You can sit in the suburbs and communicate virtually but it isn’t like being face-to-face, at the centre of the action. Cities encourage collaboration, inspire ideas and drive progress.
According to Ryan Avent in his ebook The Gated City, those who work in more densely populated centres earn higher wages and are more productive. Talent will always migrate to packed hubs, even if it involves sacrifice in terms of quality of life. Cities are concentrations of upward mobility, communal improvement in motion. Politicians, developers and planners should understand this.
Meanwhile, Edward Glaeser’s book Triumph of the City postulates that cities magnify humanity’s strengths. They might lack pastures and trees but they also intensify entrepreneurship and innovation. Every civic leader of every city – large and small – should make it their mission to act as a magnet for intellectual and financial capital. With those resources come jobs and rising prosperity.
If I were the mayor of a city in decline, I would do whatever it took to find rich sponsors to kick-start a revival. The answer to economic stagnation is not more state subsidy – what is needed is a local champion or two with deep pockets and a desire to leave a legacy.
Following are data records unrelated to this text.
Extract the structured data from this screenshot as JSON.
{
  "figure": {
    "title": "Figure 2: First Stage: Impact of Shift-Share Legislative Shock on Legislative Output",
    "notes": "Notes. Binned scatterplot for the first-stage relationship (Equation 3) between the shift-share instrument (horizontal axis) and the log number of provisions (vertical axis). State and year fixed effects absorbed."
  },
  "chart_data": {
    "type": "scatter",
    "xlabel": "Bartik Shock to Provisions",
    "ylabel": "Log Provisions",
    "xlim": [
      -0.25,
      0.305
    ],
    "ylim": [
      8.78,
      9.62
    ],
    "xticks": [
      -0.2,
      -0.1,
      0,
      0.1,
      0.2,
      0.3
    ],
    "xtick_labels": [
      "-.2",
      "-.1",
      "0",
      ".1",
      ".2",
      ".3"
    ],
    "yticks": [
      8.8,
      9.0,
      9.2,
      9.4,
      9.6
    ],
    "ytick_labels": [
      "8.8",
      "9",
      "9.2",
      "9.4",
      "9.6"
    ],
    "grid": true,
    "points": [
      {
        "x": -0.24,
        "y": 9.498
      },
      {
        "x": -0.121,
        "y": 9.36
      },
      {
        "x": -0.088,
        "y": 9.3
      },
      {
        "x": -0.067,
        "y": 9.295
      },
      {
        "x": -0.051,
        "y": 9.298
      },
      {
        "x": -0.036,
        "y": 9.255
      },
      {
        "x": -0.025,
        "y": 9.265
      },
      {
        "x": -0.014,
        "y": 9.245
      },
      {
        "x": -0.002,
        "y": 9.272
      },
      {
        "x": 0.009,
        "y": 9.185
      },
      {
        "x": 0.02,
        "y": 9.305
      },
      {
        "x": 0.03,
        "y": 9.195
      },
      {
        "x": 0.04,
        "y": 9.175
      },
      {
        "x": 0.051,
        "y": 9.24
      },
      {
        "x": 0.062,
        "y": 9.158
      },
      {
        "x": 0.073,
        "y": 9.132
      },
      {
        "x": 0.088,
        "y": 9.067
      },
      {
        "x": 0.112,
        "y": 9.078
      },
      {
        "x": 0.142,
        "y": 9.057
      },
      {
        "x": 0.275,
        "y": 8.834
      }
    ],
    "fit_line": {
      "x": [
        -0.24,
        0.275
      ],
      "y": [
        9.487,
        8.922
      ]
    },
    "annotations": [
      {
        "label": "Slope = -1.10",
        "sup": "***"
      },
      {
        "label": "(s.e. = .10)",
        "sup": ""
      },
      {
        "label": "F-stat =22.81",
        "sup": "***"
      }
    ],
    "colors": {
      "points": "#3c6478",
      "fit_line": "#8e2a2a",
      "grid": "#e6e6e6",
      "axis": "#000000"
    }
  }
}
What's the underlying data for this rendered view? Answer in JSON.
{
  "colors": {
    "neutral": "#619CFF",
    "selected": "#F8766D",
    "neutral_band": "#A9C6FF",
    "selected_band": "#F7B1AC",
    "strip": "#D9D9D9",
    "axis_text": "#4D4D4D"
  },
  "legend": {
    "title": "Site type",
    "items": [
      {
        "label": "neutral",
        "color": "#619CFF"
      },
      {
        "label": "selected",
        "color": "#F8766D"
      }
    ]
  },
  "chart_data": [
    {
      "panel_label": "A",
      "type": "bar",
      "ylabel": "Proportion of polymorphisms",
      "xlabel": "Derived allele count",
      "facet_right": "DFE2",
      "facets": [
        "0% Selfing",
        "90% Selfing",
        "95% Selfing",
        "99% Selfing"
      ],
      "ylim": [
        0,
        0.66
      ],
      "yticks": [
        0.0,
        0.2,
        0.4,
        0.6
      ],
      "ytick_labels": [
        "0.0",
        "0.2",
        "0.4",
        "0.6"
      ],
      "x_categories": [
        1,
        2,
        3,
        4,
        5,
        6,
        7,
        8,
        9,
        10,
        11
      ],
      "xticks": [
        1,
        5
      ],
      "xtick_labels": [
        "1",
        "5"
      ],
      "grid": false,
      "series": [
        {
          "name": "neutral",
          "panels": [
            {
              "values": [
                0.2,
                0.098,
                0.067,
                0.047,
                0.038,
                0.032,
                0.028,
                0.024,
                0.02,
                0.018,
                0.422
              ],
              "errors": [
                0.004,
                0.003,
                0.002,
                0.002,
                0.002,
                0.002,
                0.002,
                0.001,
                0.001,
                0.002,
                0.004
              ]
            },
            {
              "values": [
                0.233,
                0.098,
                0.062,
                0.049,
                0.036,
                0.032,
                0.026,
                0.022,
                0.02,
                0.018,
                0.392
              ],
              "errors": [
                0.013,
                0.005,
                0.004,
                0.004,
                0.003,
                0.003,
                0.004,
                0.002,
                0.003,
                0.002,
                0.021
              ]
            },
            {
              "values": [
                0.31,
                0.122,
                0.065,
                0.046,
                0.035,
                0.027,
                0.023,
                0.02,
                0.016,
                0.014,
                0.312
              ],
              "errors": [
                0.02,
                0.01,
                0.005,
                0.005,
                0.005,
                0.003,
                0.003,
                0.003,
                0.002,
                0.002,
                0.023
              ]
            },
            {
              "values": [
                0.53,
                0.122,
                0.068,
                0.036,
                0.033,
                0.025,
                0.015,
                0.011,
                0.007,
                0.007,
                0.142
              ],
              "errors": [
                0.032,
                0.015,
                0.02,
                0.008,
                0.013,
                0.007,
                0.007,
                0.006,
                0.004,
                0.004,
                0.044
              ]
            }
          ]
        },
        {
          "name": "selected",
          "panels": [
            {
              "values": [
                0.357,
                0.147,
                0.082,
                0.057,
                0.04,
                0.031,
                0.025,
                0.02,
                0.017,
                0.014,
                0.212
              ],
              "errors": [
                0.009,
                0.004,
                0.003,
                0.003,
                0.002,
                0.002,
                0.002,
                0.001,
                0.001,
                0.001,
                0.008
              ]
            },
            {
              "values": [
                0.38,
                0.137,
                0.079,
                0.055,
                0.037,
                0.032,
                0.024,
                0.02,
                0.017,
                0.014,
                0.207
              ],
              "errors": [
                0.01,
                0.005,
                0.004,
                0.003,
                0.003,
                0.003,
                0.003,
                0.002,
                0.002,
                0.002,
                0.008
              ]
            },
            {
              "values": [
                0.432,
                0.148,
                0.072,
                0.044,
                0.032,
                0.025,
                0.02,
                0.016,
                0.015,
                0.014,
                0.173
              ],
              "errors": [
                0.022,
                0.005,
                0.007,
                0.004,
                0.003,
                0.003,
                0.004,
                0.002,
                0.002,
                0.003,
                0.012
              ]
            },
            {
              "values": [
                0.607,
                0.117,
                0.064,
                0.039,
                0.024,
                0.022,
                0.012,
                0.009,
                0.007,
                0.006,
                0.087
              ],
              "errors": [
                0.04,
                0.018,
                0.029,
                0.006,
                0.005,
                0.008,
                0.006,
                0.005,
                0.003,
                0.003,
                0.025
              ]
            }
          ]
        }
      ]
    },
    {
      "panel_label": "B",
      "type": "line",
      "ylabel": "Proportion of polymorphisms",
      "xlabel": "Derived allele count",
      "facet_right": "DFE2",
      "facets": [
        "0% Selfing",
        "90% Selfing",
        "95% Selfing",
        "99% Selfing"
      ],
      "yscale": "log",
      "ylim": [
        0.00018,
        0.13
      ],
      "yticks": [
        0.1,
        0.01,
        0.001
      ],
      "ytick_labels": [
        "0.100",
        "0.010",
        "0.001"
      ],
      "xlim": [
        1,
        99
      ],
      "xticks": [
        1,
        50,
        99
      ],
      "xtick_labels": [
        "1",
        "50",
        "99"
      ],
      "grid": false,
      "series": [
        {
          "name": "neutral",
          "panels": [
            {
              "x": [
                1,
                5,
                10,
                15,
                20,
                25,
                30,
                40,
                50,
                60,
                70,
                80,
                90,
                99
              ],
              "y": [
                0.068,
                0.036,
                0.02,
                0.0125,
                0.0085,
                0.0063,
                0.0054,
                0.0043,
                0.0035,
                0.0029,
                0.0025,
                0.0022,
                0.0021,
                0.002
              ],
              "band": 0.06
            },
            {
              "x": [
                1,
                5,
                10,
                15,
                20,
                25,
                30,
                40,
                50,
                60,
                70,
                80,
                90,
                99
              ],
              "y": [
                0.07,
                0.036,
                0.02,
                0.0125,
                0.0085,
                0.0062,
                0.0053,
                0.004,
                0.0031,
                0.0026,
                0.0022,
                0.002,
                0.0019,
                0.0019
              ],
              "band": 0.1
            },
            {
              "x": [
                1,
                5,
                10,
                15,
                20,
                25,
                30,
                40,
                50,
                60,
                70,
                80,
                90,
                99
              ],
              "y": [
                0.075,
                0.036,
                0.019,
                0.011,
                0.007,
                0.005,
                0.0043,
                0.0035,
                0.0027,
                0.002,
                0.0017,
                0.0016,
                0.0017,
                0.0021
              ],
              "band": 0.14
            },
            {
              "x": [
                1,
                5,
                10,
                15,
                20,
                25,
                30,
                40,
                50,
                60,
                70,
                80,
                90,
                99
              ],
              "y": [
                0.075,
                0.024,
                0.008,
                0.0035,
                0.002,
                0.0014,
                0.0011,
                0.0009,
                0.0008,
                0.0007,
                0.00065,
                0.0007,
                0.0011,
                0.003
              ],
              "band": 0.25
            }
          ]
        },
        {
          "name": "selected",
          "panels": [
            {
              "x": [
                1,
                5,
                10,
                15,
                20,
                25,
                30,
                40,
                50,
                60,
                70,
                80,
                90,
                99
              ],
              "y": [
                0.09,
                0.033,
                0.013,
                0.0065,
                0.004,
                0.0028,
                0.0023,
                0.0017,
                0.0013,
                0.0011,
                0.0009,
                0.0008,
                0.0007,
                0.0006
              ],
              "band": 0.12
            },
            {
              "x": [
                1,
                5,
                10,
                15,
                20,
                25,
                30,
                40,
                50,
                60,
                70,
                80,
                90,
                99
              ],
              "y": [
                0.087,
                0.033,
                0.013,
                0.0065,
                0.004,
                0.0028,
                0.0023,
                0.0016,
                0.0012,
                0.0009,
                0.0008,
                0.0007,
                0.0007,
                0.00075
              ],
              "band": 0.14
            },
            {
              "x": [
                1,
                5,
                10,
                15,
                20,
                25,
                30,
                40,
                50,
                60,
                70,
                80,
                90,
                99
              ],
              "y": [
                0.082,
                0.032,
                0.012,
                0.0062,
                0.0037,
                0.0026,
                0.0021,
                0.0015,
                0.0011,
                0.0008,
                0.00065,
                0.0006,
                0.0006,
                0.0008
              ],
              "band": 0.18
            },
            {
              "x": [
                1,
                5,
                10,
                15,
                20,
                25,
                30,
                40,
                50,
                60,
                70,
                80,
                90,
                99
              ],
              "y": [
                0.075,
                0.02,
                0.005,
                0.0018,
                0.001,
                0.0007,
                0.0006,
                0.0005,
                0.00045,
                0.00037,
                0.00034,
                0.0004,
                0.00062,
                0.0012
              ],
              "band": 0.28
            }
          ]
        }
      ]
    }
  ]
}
One English town that can offer lessons to its bigger peers is Folkestone on the Kent coast. It has been revived in part thanks to help from Roger De Haan, who made a fortune from the Saga insurance business. He has pumped millions of pounds into a reinvention of the faded seaside resort, launching the “Creative Quarter” as a centre for the cultural industries in a series of refurbished period buildings.
In Las Vegas, meanwhile, Tony Hsieh, founder of online shoe retailer Zappos, is investing $350m of his money into a regeneration of the city’s downtown. He has moved his company’s headquarters into the old City Hall, and is backing technology start-ups and education initiatives in an attempt to reinvigorate the neighbourhood. The city has suffered a precipitous property slump but this has enabled Mr Hsieh to co-operate with local government to assemble an area where entrepreneurs across music, art, fashion and technology can work together.
At the heart of such efforts are entrepreneurs who feel loyalty to a community. Countries such as Britain and the US have dozens of cities in need of boosters to help them stage comebacks. Of course it is about accommodation, facilities and infrastructure, but it is really about individuals and confidence.
As old industries crumble and retailers close, so new ways must be found for cities to thrive. From Singapore to Vancouver to Milan to Austin there are dozens of examples of how 21st-century cities find their role in the world, and can adapt to changed circumstances.
It requires imaginative local politicians, bold thinking, luck and citizens who want to embrace dynamism rather than excuses and memories of past greatness. Every city should be shameless and adopt its own tycoon.